Nine B/Yamagata lineage viruses have been characterized antigenically since the last characterization report and a total of 23 have been characterized from the 2018–2019 season. All had HA genes that fell into clade 3 and encoded 2 HA amino acid substitutions not present in the virus recommended for inclusion in quadrivalent vaccines for the 2018–2019 and 2019–2020 northern hemisphere influenza seasons, B/Phuket/3073/2013. However, all 23 viruses remained antigenically similar to the vaccine virus.
On 21 February 2019, WHO published recommendations for the components of influenza vaccines for use in the 2019–2020 northern hemisphere influenza season; the recommendations were finalized on 21 March. Vaccines should contain the following:
- an A/Brisbane/02/2018 (H1N1)pdm09-like virus (Clade 6B.1A1);
- an A/Kansas/14/2017 (H3N2)-like virus (Clade 3C.3a);
- a B/Colorado/06/2017-like virus (B/Victoria/2/87 lineage) (Clade 1A_Δ2); and
- a B/Phuket/3073/2013-like virus (B/Yamagata/16/88 lineage) (Clade 3).
It was recommended that the influenza B virus component of trivalent vaccines for use in the 2019–2020 northern hemisphere influenza season be a B/Colorado/06/2017-like virus of the B/Victoria/2/87-lineage.

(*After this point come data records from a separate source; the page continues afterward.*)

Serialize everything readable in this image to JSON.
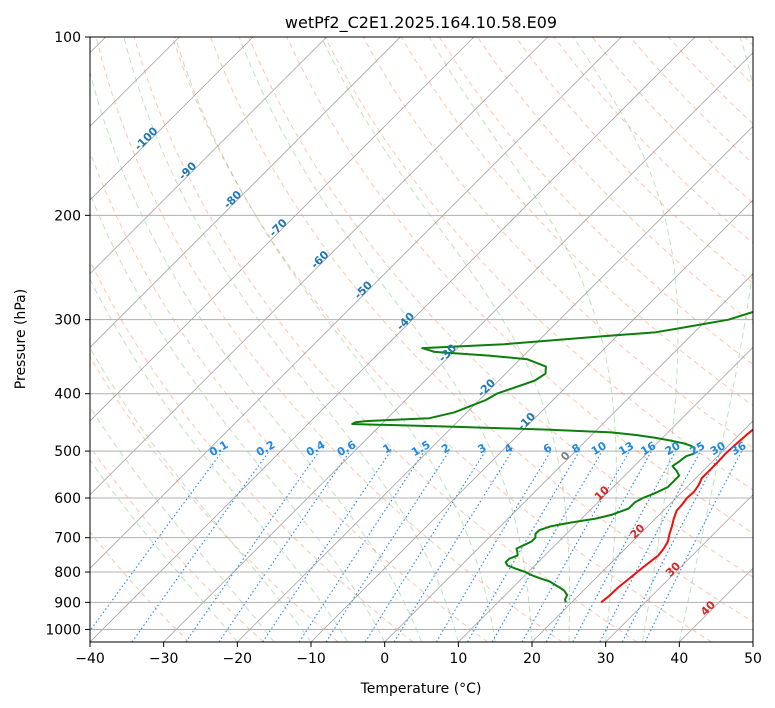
{
  "chart_data": {
    "type": "line",
    "title": "wetPf2_C2E1.2025.164.10.58.E09",
    "xlabel": "Temperature (°C)",
    "ylabel": "Pressure (hPa)",
    "xlim": [
      -40,
      50
    ],
    "ylim": [
      1050,
      100
    ],
    "y_scale": "log",
    "grid": true,
    "x_ticks": [
      "−40",
      "−30",
      "−20",
      "−10",
      "0",
      "10",
      "20",
      "30",
      "40",
      "50"
    ],
    "x_tick_values": [
      -40,
      -30,
      -20,
      -10,
      0,
      10,
      20,
      30,
      40,
      50
    ],
    "y_ticks": [
      "100",
      "200",
      "300",
      "400",
      "500",
      "600",
      "700",
      "800",
      "900",
      "1000"
    ],
    "y_tick_values": [
      100,
      200,
      300,
      400,
      500,
      600,
      700,
      800,
      900,
      1000
    ],
    "series": [
      {
        "color": "#e8120c",
        "p": [
          900,
          880,
          850,
          820,
          800,
          780,
          750,
          730,
          710,
          700,
          690,
          670,
          650,
          630,
          615,
          600,
          585,
          570,
          555,
          540,
          525,
          505,
          490,
          470,
          450,
          430,
          410,
          390,
          370,
          350,
          330,
          310,
          290,
          270,
          250,
          230,
          215,
          200,
          185,
          170,
          155,
          145,
          140,
          135,
          130,
          125,
          120,
          115,
          110,
          105,
          100
        ],
        "values": [
          24,
          24.2,
          24.3,
          24.6,
          24.8,
          25,
          25.4,
          25.2,
          24.8,
          24.4,
          24,
          23.3,
          22.5,
          21.8,
          21.7,
          21.5,
          21.6,
          21.3,
          20.8,
          20.8,
          20.8,
          20.7,
          20.8,
          21,
          21.3,
          21,
          20.4,
          19.7,
          19,
          18.5,
          17.8,
          17,
          16.1,
          15.1,
          14,
          12.8,
          11.8,
          10.5,
          9.1,
          7.6,
          5.8,
          4.4,
          3.6,
          2.8,
          2.2,
          1.8,
          1.6,
          1.9,
          2.4,
          3.2,
          3.8
        ]
      },
      {
        "color": "#0c7e0c",
        "p": [
          900,
          890,
          875,
          860,
          850,
          840,
          830,
          820,
          810,
          800,
          790,
          780,
          770,
          760,
          750,
          740,
          730,
          720,
          710,
          700,
          690,
          680,
          670,
          660,
          650,
          640,
          625,
          610,
          600,
          590,
          575,
          560,
          550,
          540,
          530,
          520,
          510,
          505,
          495,
          490,
          485,
          480,
          475,
          470,
          465,
          460,
          455,
          450,
          447,
          445,
          440,
          430,
          420,
          410,
          400,
          390,
          380,
          370,
          360,
          350,
          345,
          340,
          335,
          330,
          325,
          320,
          315,
          310,
          300,
          290,
          280,
          270,
          260,
          250,
          240,
          230,
          220,
          210,
          200,
          190,
          180,
          170,
          160,
          150,
          140,
          135,
          130,
          125,
          120,
          115,
          110,
          105,
          100
        ],
        "values": [
          19.2,
          18.7,
          18.4,
          17.4,
          16.4,
          15.3,
          14.2,
          12.5,
          10.9,
          9.6,
          7.9,
          6.3,
          5.6,
          5.6,
          6.3,
          5.8,
          5.2,
          5.8,
          6.3,
          6.3,
          5.8,
          5.8,
          6.8,
          9.1,
          11.9,
          13.6,
          15,
          15,
          15.5,
          16.4,
          17.4,
          17.4,
          17.4,
          16.4,
          15.2,
          15.5,
          15.7,
          16.4,
          15.8,
          15,
          13.6,
          11.5,
          9.1,
          6.3,
          2.3,
          -6.8,
          -19.8,
          -34,
          -33.8,
          -32.5,
          -24.3,
          -21.7,
          -20.4,
          -19.1,
          -18.5,
          -16.8,
          -15.1,
          -14.6,
          -15.5,
          -19,
          -24.7,
          -32.6,
          -34.8,
          -24.2,
          -18.1,
          -11.9,
          -5.2,
          -2.5,
          2.9,
          5.5,
          7.7,
          9.1,
          8.4,
          7.1,
          5.7,
          4.5,
          4,
          3.6,
          3,
          2.2,
          1,
          -0.5,
          -1.5,
          -2.5,
          -1.8,
          -2,
          -1.2,
          -2,
          -2.5,
          -1.7,
          -0.6,
          0.6,
          0.9
        ]
      }
    ],
    "isotherm_labels": [
      "-100",
      "-90",
      "-80",
      "-70",
      "-60",
      "-50",
      "-40",
      "-30",
      "-20",
      "-10",
      "0",
      "10",
      "20",
      "30",
      "40"
    ],
    "isotherm_label_values": [
      -100,
      -90,
      -80,
      -70,
      -60,
      -50,
      -40,
      -30,
      -20,
      -10,
      0,
      10,
      20,
      30,
      40
    ],
    "mixing_ratio_labels": [
      "0.1",
      "0.2",
      "0.4",
      "0.6",
      "1",
      "1.5",
      "2",
      "3",
      "4",
      "6",
      "8",
      "10",
      "13",
      "16",
      "20",
      "25",
      "30",
      "36"
    ],
    "mixing_ratio_values": [
      0.1,
      0.2,
      0.4,
      0.6,
      1,
      1.5,
      2,
      3,
      4,
      6,
      8,
      10,
      13,
      16,
      20,
      25,
      30,
      36
    ],
    "colors": {
      "temperature": "#e8120c",
      "dewpoint": "#0c7e0c",
      "isotherm_label_cold": "#1f77b4",
      "isotherm_label_warm": "#d62728",
      "isotherm_label_zero": "#7f7f7f",
      "mixing_ratio": "#1e88e5",
      "dry_adiabat": "#ff7f50",
      "moist_adiabat": "#2ca02c",
      "skew_grid": "#8c8c8c"
    }
  }
}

The full report and Frequently Asked Questions for the 21 February decision and the 21 March addendum are available on the WHO website.
The report from the Vaccine Composition Meeting for the southern hemisphere 2020 season can be found here.
Antiviral susceptibility testing
One A(H3N2) virus, collected in the weeks 40–45/2019 period, tested for susceptibility to neuraminidase inhibitors showed normal inhibition (NI).